J’aime l’ambient parce qu’il me soustrait à l’agitation du monde moderne, suspend le temps dans ce qui ne semble être qu’un fragment de mouvement, me transporte en des lieux que je ne peux que me créer de toutes pièces. Ce genre est l’instrument de mes errances et de mes flottements. Il est donc légitime que vis à vis de lui, je devienne de plus en plus exigeant.
Construire un album autour de l’eau, de la mer ou des profondeurs est un cas d’école. L’américain ne révolutionne donc pas les concepts. Néanmoins, ses field recordings (saisis au bord du Pacifique) et ses textures sont particulièrement bien choisis.
Rien ne bouleverse jamais cette sensation de bain amniotique régénérant, cette traînée de sel qu’il laisse jusque sur la peau. Muara est une étreinte douce et chaleureuse entre deux bras, l’un de mer et l’autre de terre. Elle transpose l’auditeur dans une zone de confort et de sécurité où l’on oublie les douleurs du corps et les affres de l’âme en peine. Tout n’est alors plus qu’effervescence dans des profondeurs où l’on rêve d’apnée éternelle.

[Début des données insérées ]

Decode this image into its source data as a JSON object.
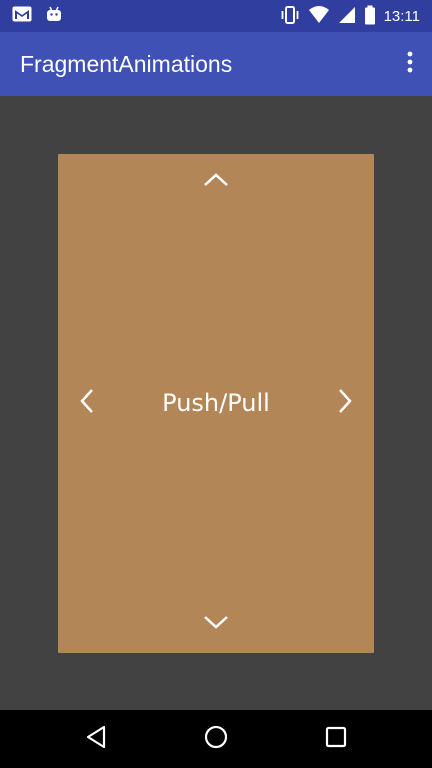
{
  "status_bar": {
    "time": "13:11",
    "left_icons": [
      "gmail-icon",
      "android-icon"
    ],
    "right_icons": [
      "vibrate-icon",
      "wifi-icon",
      "signal-icon",
      "battery-icon"
    ]
  },
  "app_bar": {
    "title": "FragmentAnimations",
    "overflow_icon": "more-vert-icon"
  },
  "card": {
    "label": "Push/Pull",
    "arrows": [
      "chevron-up-icon",
      "chevron-left-icon",
      "chevron-right-icon",
      "chevron-down-icon"
    ]
  },
  "nav_bar": {
    "buttons": [
      "back-icon",
      "home-icon",
      "recents-icon"
    ]
  },
  "colors": {
    "status_bar": "#303f9f",
    "app_bar": "#3f51b5",
    "background": "#424242",
    "card": "#b38658",
    "card_text": "#ffffff",
    "nav_bar": "#000000"
  }
}
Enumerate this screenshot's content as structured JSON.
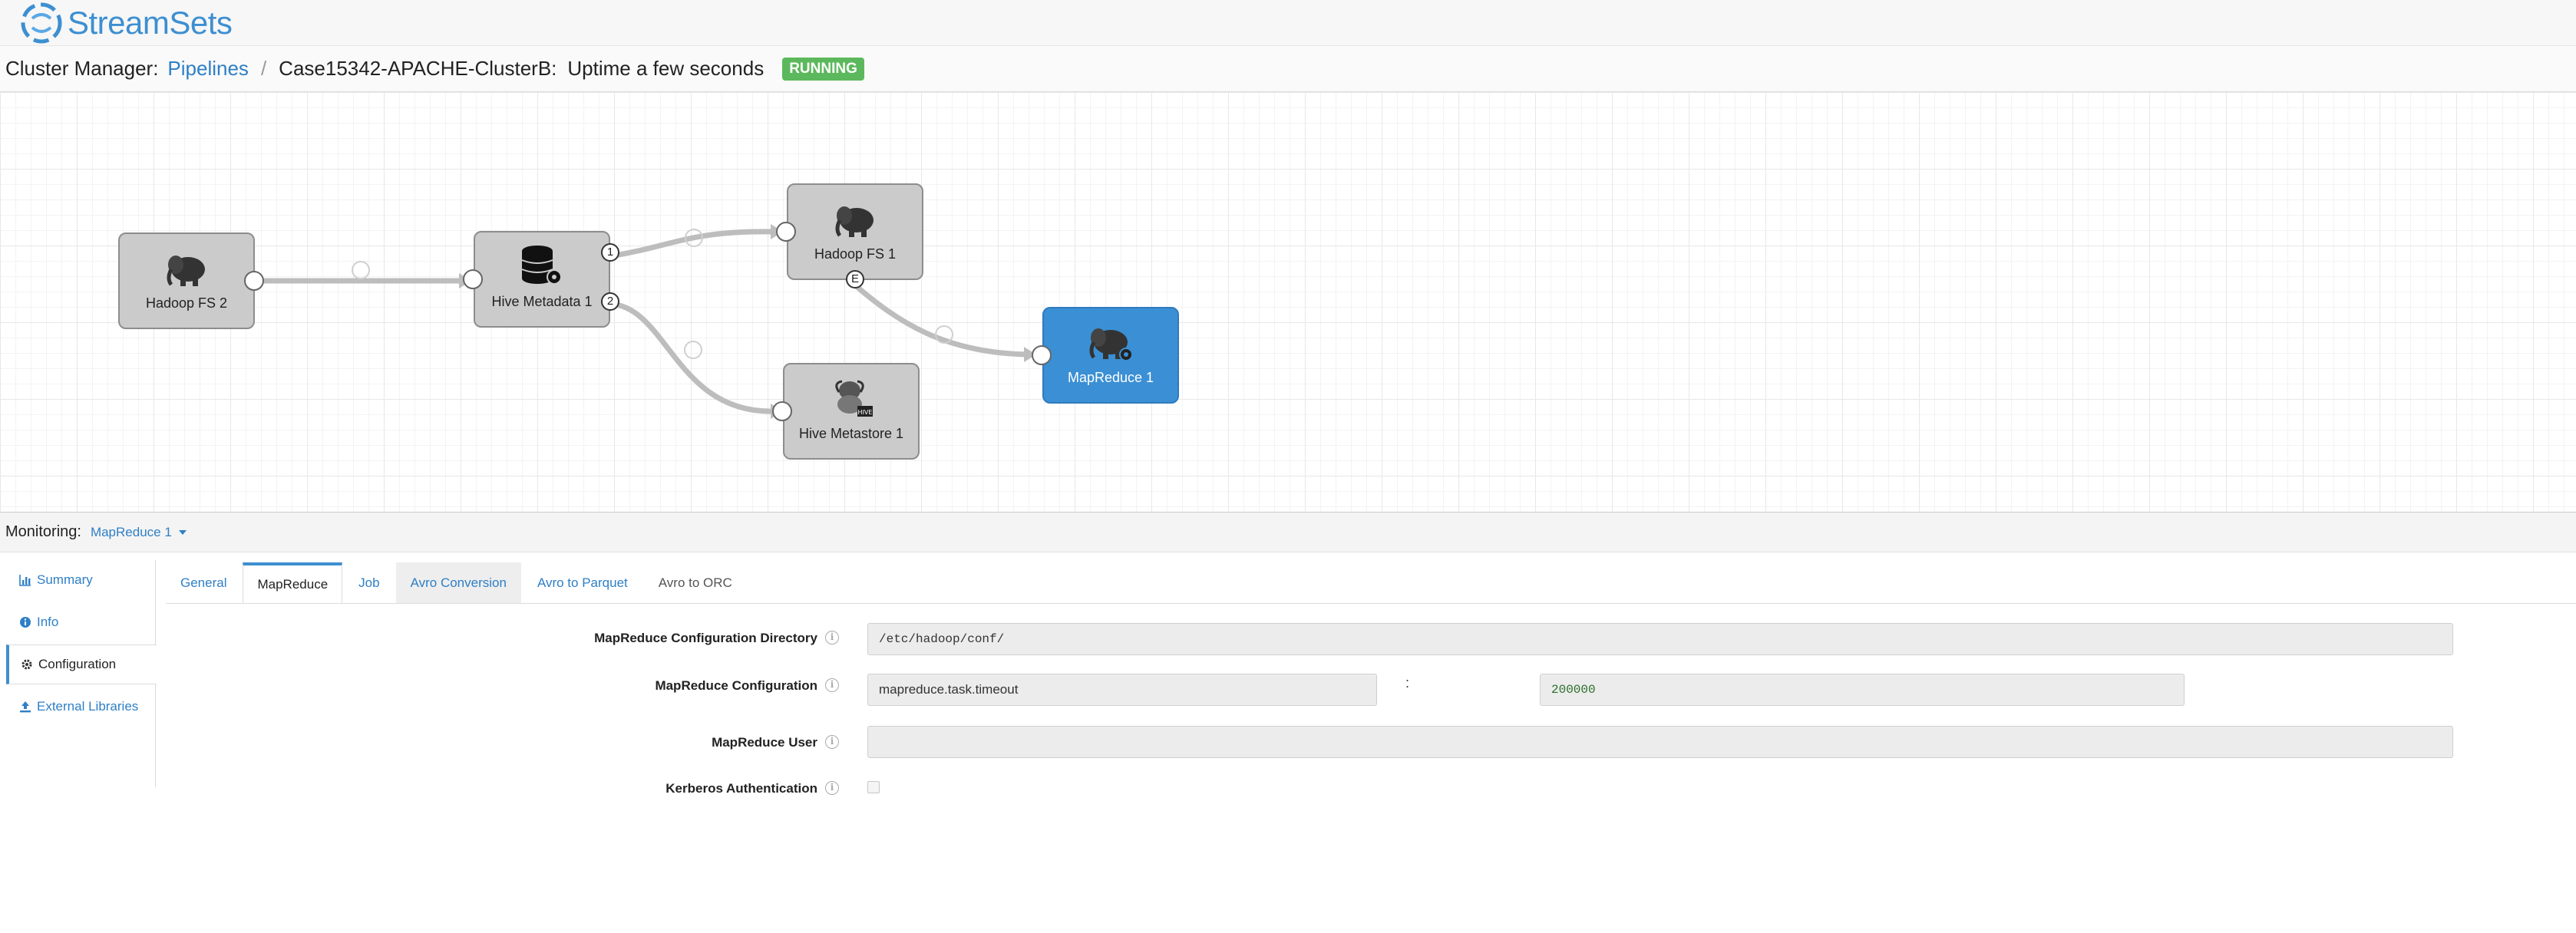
{
  "app": {
    "name": "StreamSets"
  },
  "breadcrumb": {
    "prefix": "Cluster Manager:",
    "link": "Pipelines",
    "separator": "/",
    "pipeline_name": "Case15342-APACHE-ClusterB:",
    "uptime": "Uptime  a few seconds",
    "status": "RUNNING"
  },
  "pipeline": {
    "nodes": [
      {
        "label": "Hadoop FS 2",
        "icon": "hadoop-elephant-icon"
      },
      {
        "label": "Hive Metadata 1",
        "icon": "database-gear-icon"
      },
      {
        "label": "Hadoop FS 1",
        "icon": "hadoop-elephant-icon"
      },
      {
        "label": "Hive Metastore 1",
        "icon": "hive-bee-icon"
      },
      {
        "label": "MapReduce 1",
        "icon": "hadoop-elephant-gear-icon"
      }
    ],
    "ports": {
      "out1": "1",
      "out2": "2",
      "event": "E"
    }
  },
  "monitoring": {
    "label": "Monitoring:",
    "selected": "MapReduce 1"
  },
  "leftnav": [
    {
      "label": "Summary",
      "icon": "bar-chart-icon"
    },
    {
      "label": "Info",
      "icon": "info-circle-icon"
    },
    {
      "label": "Configuration",
      "icon": "gear-icon",
      "active": true
    },
    {
      "label": "External Libraries",
      "icon": "upload-icon"
    }
  ],
  "tabs": [
    {
      "label": "General"
    },
    {
      "label": "MapReduce",
      "active": true
    },
    {
      "label": "Job"
    },
    {
      "label": "Avro Conversion"
    },
    {
      "label": "Avro to Parquet"
    },
    {
      "label": "Avro to ORC"
    }
  ],
  "form": {
    "config_dir": {
      "label": "MapReduce Configuration Directory",
      "value": "/etc/hadoop/conf/"
    },
    "config": {
      "label": "MapReduce Configuration",
      "key": "mapreduce.task.timeout",
      "separator": ":",
      "value": "200000"
    },
    "user": {
      "label": "MapReduce User",
      "value": ""
    },
    "kerberos": {
      "label": "Kerberos Authentication",
      "checked": false
    }
  },
  "colors": {
    "accent": "#3d8fd1",
    "running": "#5cb85c",
    "selected_node": "#3b8fd4"
  }
}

Je dirais bien volontiers que les premiers et derniers titres (Amnophila et Convection) valent à eux seuls l’acquisition du disque. Mais puisqu’il faut désormais tout nuancer, j’énoncerais aussi deux maigres reproches. Dans les influences probables de Biosphere et de William Basinski (particulièrement en fin de disque pour le dernier) mais surtout dans le parfois dangereux flirt avec des sonorités purement new-age (Calanque et Boira).

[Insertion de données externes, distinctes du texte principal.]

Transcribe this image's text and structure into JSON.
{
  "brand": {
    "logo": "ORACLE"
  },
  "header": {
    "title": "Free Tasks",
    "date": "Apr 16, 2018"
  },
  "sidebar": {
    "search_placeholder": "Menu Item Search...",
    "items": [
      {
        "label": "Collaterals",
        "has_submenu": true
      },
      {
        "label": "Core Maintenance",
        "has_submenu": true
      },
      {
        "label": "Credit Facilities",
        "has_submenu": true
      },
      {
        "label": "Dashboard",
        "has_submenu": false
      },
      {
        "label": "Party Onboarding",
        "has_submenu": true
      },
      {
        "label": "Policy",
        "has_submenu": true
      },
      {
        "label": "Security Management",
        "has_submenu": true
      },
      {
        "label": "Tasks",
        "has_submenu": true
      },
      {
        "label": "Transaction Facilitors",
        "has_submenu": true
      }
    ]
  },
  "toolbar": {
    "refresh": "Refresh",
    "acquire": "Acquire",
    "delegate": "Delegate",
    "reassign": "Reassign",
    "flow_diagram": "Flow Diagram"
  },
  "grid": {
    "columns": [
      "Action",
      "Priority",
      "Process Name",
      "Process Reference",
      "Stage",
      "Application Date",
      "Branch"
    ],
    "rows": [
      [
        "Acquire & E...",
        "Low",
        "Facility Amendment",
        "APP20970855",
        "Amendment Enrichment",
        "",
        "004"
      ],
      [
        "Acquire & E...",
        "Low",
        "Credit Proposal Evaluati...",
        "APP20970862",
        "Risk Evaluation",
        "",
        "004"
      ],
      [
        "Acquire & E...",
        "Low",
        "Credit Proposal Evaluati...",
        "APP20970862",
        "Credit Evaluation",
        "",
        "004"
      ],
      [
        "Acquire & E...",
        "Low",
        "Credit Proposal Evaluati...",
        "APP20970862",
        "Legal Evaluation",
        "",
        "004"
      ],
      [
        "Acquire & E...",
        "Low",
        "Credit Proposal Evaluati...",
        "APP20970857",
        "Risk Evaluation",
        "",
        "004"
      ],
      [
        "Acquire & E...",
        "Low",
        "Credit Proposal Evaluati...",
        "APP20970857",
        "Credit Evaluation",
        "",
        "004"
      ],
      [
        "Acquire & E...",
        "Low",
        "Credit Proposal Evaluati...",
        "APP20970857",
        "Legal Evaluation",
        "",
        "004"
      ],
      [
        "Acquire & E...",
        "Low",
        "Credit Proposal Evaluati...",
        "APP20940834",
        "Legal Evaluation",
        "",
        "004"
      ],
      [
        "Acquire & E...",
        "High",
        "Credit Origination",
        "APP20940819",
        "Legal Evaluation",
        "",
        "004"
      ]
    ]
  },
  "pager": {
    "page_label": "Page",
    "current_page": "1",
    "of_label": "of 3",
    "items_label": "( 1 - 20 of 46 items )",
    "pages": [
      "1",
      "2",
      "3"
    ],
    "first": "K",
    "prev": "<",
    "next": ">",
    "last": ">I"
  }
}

Muara n’en est pas moins un excellent album, très au-dessus des productions actuelles. En des heures où la sombritude du monde se suffit à elle-même, il est particulièrement bienvenu de succomber à une pure douceur qui, ne fut-ce que pour un court instant, reléguera les tempêtes et la violence à une place plus lointaine. Jusqu’à ce que par besoin, il faille qu’on y revienne.